My apologies for not providing all the details. 

I've attached the screenshot of the file as viewed in Linux and the text wrapping is noticeable there. (Earlier we were using headless LibreOffice for convert-to). So I believe that makes it a FILEOPEN issue? The font used is Trebuchet. This sounds similar to Bug 62422.

Would you like me to create separate issues for the Page number not resolving and the missing page number in table of contents?
Comment 6 QA Administrators 2022-06-11 03:30:21 UTC Comment hidden (obsolete)
Comment 7 Timur 2022-06-11 07:15:49 UTC
I don't see well in screenshot but key question is if MS Trebuchet in font field is italic, meaning not read by LO. 
If so as I suspect, this is NotABug, You can set replacement font in Options-Fonts.

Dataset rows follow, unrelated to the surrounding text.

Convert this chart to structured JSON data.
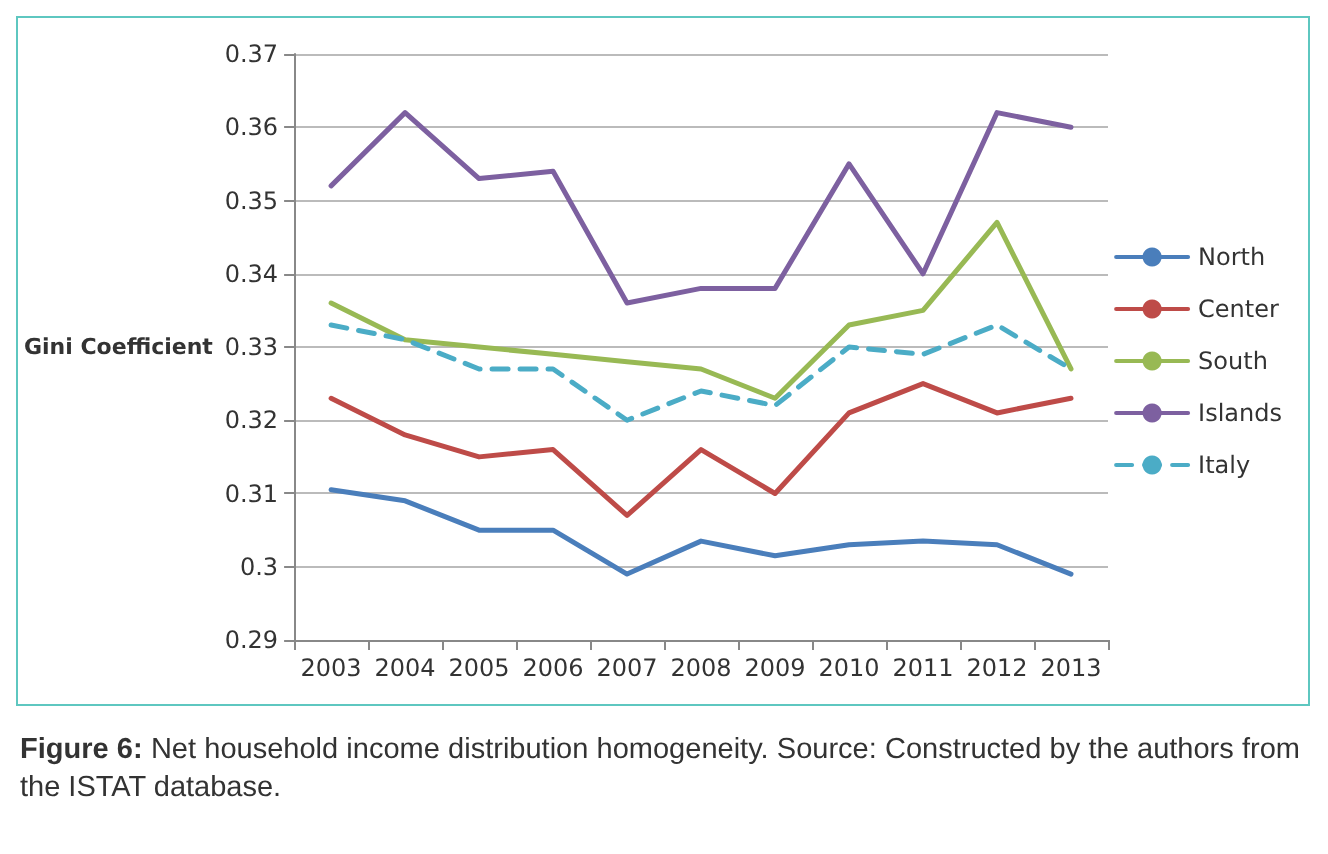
{
  "chart_data": {
    "type": "line",
    "ylabel": "Gini Coefficient",
    "categories": [
      "2003",
      "2004",
      "2005",
      "2006",
      "2007",
      "2008",
      "2009",
      "2010",
      "2011",
      "2012",
      "2013"
    ],
    "series": [
      {
        "name": "North",
        "color": "#4a7ebb",
        "values": [
          0.3105,
          0.309,
          0.305,
          0.305,
          0.299,
          0.3035,
          0.3015,
          0.303,
          0.3035,
          0.303,
          0.299
        ]
      },
      {
        "name": "Center",
        "color": "#be4b48",
        "values": [
          0.323,
          0.318,
          0.315,
          0.316,
          0.307,
          0.316,
          0.31,
          0.321,
          0.325,
          0.321,
          0.323
        ]
      },
      {
        "name": "South",
        "color": "#98b954",
        "values": [
          0.336,
          0.331,
          0.33,
          0.329,
          0.328,
          0.327,
          0.323,
          0.333,
          0.335,
          0.347,
          0.327
        ]
      },
      {
        "name": "Islands",
        "color": "#7d60a0",
        "values": [
          0.352,
          0.362,
          0.353,
          0.354,
          0.336,
          0.338,
          0.338,
          0.355,
          0.34,
          0.362,
          0.36
        ]
      },
      {
        "name": "Italy",
        "color": "#4bacc6",
        "line_style": "dashed",
        "values": [
          0.333,
          0.331,
          0.327,
          0.327,
          0.32,
          0.324,
          0.322,
          0.33,
          0.329,
          0.333,
          0.327
        ]
      }
    ],
    "ylim": [
      0.29,
      0.37
    ],
    "yticks": [
      0.29,
      0.3,
      0.31,
      0.32,
      0.33,
      0.34,
      0.35,
      0.36,
      0.37
    ],
    "grid": "y",
    "legend": "right",
    "marker": "none",
    "line_style": "solid",
    "annotations": [
      "Figure 6: Net household income distribution homogeneity. Source: Constructed by the authors from the ISTAT database."
    ]
  }
}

(Actually, but may be about not reading embedded font if so, but there's already bug for that.)
Comment 8 Timur 2022-06-11 07:30:32 UTC
In general attachment 167165 [details] shows a personal LO replacement table. 
But in this case probably is easier to install Microsoft fonts in Linux.
Comment 9 viewer 2022-06-13 17:53:44 UTC
Thank you for the feedback. MS Trebuchet is shown in italic in LO on Linux. We will  research your suggestion about setting the font replacement in LO. Unfortunately, installing MS fonts is not an option for us.
Comment 10 Timur 2022-06-14 07:06:02 UTC
I mark NotABug. 
We now don't even know what substitute is, bug 61134. 
With font replacement, beware of bug 43185.
I see a number of proposals, as https://graphicdesign.stackexchange.com/questions/21969/trebuchet-ms-web-font-alternatives.
Comment 11 Timur 2022-06-14 07:24:48 UTC
You can also try to embed fonts in a file. Embedding has it's own bugs.